Search code examples
algorithmsearchimage-processingsearch-enginesimilarity

Visual similarity search algorithm


I'm trying to build a utility like this http://labs.ideeinc.com/multicolr, but I don't know which algorithm they are using, Does anyone know?


Solution

  • All they are doing is matching histograms.

    So build a histogram for your images. Normalize the histograms by size of image. A histogram is a vector with as many elements as colors. You don't need 32,24, and maybe not even 16 bits of accuracy and this will just slow you down. For performance reasons, I would map the histograms down to 4, 8, and 10-12 bits.

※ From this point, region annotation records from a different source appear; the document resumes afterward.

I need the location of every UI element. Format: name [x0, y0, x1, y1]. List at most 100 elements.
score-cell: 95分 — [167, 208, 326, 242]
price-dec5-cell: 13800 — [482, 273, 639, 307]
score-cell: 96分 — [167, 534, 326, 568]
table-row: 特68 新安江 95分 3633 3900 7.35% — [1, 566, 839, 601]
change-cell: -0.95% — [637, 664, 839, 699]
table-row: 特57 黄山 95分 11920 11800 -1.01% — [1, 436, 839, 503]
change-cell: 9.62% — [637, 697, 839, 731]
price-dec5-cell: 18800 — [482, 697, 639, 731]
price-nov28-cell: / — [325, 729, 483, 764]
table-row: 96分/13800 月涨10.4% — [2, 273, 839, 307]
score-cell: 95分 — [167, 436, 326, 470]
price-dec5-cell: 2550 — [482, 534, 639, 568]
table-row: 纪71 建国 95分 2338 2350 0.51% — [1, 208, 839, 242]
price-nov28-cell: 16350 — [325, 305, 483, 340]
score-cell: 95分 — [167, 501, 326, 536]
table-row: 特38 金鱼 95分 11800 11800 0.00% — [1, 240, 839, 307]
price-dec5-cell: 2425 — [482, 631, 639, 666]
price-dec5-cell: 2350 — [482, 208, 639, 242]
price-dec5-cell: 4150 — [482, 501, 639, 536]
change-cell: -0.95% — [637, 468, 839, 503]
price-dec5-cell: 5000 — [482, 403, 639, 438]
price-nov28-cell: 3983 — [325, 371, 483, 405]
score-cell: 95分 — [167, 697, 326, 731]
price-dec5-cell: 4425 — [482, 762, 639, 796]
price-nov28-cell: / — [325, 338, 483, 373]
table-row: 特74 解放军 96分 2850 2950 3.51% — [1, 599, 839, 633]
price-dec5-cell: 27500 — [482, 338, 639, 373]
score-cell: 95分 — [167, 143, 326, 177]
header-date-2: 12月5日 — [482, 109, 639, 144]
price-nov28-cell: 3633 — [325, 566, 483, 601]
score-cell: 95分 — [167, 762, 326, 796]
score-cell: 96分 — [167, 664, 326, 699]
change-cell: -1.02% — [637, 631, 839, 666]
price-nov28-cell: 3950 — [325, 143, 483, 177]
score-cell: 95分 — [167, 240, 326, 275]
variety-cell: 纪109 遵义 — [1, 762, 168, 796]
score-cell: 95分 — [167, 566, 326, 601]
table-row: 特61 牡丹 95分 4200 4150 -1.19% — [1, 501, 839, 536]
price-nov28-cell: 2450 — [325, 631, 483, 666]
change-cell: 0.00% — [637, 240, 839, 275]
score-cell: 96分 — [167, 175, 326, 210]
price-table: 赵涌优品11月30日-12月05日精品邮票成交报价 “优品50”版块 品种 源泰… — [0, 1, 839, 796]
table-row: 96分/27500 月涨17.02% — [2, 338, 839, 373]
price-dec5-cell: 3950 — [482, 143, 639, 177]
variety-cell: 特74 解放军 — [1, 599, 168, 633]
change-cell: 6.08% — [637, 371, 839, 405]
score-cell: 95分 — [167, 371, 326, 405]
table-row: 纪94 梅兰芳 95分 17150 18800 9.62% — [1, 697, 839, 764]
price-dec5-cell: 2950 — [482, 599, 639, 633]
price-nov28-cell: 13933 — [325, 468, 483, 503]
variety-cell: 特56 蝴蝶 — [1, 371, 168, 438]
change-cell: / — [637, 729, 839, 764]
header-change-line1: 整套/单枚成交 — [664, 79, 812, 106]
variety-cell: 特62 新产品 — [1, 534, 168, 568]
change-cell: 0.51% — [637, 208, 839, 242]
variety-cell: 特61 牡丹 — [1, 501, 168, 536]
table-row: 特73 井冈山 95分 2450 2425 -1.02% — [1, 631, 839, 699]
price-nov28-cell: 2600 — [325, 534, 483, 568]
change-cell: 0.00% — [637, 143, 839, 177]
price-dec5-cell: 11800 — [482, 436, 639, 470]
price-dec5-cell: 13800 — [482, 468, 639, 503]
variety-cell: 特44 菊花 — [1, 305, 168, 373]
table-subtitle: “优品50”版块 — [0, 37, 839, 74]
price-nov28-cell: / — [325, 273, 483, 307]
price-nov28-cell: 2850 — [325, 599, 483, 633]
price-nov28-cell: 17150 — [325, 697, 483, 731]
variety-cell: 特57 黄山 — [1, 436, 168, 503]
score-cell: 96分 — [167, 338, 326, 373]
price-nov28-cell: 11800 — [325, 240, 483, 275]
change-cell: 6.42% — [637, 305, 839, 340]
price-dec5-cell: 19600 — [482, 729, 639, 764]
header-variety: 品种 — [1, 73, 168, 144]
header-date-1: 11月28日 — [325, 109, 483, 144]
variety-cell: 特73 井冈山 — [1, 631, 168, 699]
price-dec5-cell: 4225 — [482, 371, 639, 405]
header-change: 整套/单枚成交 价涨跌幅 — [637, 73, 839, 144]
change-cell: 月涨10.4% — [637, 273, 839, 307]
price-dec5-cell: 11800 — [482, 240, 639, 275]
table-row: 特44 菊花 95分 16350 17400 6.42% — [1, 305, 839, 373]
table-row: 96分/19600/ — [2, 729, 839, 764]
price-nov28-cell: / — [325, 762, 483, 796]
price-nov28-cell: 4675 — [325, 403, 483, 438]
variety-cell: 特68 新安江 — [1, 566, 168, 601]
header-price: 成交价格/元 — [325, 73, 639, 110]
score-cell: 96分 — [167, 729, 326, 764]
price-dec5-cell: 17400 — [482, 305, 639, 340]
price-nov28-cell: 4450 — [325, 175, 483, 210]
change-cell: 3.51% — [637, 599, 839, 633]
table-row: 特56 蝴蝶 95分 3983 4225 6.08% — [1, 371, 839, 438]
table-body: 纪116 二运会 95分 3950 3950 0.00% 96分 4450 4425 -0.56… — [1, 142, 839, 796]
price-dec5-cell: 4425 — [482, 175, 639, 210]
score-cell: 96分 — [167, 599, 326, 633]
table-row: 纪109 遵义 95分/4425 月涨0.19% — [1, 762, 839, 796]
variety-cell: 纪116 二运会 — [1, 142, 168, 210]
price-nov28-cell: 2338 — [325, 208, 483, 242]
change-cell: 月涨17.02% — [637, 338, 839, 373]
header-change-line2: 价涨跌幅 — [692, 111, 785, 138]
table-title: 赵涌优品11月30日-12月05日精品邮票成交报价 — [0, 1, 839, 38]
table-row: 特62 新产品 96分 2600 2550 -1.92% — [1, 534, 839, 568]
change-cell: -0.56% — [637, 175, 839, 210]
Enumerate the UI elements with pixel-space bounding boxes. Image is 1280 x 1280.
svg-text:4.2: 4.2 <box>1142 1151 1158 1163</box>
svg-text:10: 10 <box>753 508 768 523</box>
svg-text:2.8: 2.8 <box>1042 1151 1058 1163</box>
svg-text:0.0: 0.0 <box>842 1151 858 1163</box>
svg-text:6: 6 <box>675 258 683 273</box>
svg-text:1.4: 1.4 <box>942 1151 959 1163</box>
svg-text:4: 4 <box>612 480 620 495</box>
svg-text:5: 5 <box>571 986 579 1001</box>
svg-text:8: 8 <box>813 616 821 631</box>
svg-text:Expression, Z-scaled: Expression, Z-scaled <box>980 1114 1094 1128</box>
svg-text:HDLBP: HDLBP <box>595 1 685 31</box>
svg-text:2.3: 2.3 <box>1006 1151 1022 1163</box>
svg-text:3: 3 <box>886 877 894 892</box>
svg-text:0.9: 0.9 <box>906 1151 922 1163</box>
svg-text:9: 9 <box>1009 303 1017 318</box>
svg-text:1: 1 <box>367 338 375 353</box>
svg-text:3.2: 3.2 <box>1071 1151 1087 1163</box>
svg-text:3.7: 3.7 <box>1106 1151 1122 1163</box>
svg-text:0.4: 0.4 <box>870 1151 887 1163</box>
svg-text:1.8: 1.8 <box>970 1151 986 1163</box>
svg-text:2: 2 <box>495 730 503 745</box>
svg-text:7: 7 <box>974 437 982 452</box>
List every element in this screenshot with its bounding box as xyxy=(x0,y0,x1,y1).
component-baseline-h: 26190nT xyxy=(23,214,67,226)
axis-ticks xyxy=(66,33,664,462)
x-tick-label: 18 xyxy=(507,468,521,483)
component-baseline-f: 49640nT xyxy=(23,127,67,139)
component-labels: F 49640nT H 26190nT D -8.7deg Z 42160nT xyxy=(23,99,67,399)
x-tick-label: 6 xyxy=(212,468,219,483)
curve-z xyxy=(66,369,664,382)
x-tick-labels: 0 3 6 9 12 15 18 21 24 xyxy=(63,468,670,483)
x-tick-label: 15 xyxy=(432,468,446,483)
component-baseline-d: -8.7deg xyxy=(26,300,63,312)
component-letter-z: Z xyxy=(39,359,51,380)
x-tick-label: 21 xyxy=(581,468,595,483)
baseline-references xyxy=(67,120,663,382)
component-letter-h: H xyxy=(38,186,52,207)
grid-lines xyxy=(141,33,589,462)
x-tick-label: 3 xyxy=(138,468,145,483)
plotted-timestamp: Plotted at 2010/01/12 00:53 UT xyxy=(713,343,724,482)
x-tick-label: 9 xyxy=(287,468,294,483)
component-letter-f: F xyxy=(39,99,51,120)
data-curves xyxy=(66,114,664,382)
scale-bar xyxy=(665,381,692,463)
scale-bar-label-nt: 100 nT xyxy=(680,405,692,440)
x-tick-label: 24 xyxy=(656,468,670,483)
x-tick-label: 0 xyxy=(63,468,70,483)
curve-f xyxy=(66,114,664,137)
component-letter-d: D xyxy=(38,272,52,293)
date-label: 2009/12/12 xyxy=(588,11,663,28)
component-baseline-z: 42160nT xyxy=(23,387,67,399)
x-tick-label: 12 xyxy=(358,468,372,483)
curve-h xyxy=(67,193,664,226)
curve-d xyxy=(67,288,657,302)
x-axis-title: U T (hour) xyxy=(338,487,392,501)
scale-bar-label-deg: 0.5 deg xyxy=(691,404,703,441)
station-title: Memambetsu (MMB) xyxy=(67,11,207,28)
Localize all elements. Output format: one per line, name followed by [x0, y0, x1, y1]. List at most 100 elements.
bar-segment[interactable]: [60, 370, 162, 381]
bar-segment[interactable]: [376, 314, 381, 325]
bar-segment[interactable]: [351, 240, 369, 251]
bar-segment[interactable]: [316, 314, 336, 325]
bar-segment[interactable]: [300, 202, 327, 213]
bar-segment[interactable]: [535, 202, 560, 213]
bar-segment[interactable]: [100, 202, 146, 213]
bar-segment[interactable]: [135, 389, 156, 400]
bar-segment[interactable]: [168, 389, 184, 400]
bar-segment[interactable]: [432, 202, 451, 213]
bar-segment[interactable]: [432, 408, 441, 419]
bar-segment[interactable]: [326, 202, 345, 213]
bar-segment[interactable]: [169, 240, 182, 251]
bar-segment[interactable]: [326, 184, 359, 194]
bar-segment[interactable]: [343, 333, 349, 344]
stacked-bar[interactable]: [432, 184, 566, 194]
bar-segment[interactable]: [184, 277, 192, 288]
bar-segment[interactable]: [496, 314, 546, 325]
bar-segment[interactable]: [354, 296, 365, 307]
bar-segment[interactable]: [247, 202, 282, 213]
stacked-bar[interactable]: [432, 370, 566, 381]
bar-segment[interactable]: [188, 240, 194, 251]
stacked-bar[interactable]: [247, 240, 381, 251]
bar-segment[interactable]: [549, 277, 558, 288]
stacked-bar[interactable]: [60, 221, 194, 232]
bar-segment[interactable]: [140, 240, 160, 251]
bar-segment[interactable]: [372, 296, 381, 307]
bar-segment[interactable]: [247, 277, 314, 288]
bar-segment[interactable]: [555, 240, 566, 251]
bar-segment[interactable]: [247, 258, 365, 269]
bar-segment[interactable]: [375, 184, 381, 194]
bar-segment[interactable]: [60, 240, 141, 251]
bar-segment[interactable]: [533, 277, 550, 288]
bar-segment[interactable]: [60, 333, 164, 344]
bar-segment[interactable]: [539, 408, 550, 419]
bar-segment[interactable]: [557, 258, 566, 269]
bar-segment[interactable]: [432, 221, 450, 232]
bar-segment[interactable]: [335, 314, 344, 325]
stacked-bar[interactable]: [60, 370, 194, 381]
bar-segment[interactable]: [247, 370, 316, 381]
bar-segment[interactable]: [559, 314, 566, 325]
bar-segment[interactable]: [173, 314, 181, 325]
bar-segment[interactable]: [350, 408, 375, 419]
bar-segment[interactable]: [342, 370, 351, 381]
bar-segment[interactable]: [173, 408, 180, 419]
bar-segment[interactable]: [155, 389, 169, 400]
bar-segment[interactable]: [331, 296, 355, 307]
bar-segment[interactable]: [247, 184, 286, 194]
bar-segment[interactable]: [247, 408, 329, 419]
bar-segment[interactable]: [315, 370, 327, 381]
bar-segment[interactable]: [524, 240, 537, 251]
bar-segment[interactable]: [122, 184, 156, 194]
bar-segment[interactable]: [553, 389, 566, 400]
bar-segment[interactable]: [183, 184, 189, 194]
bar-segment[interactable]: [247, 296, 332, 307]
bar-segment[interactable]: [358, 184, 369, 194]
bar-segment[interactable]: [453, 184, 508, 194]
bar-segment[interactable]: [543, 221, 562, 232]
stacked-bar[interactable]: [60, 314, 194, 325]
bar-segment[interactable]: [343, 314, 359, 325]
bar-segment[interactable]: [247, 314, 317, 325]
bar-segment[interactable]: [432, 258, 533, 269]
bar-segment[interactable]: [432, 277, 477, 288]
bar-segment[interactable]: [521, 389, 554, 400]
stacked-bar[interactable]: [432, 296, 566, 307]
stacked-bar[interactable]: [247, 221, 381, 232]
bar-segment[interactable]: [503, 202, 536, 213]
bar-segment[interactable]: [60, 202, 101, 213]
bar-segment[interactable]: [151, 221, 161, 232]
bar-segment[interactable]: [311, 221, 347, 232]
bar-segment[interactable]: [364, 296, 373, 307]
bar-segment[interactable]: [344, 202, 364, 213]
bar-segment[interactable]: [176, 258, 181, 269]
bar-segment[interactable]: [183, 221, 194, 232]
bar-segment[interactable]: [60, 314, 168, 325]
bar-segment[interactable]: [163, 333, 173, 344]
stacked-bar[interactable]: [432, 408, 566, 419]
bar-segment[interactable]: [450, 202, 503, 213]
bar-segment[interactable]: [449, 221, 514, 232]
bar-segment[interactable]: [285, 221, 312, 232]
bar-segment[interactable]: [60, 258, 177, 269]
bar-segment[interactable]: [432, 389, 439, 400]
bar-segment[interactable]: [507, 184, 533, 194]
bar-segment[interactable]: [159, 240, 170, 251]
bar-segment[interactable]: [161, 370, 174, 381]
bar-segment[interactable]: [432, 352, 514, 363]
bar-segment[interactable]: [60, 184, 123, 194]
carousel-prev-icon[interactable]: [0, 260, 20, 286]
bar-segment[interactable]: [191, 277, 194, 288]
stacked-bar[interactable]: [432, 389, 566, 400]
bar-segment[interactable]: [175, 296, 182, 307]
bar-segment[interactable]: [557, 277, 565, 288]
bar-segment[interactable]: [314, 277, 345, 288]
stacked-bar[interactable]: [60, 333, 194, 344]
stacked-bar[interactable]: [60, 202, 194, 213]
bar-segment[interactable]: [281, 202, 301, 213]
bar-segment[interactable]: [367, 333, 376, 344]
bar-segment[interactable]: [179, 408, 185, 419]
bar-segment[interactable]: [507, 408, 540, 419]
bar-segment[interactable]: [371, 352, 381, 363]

    • Do a fuzzy least distance compare between the all the 4 bit histograms and your sample colors.
    • Then take that set and do the 8 bit histogram compare.
    • Then maybe go up to a 10 or 12 bit histogram compare with the remaining set. This will be the highest performance search, because you are comparing the total set with a very small number of calculations, to find a small subset.
    • Then you work on the small subset with a higher number of calculations, etc.

    The real big trick is to find the best algorithm for matching similar histograms.

    • Start with the distance calculation. In 3 dimensions i think it was:

      SQRT((x1-x2)^2 + (y1-y2)^2 + (z1-z2)^2)

    I'm doing this from memory, so look it up to make sure.

    • For your purposes, you will have more than 3 dimensions, so you will have more terms. A 4 bit histogram would have 16 terms, an 8 bit one would have 256 terms, etc. Remember that this kind of math is slow, so don't actually do the SQRT part. If you normalize the size of your images small enough, say down to 10,000 pixels, then you know you only will ever have to do x^2 for values 0..10,0000. Pre-calculate a lookup table of x^2 where x goes from 0..10,000. Then your calculations will go fast.

    • When you select a color from the palette, just make a histogram with that color = 10,0000. When select 2, make a histogram with color1=5000, color2=5000 etc.

    • In the end you will have to add in fudge factors to make the application match the real world, but you will find these with testing.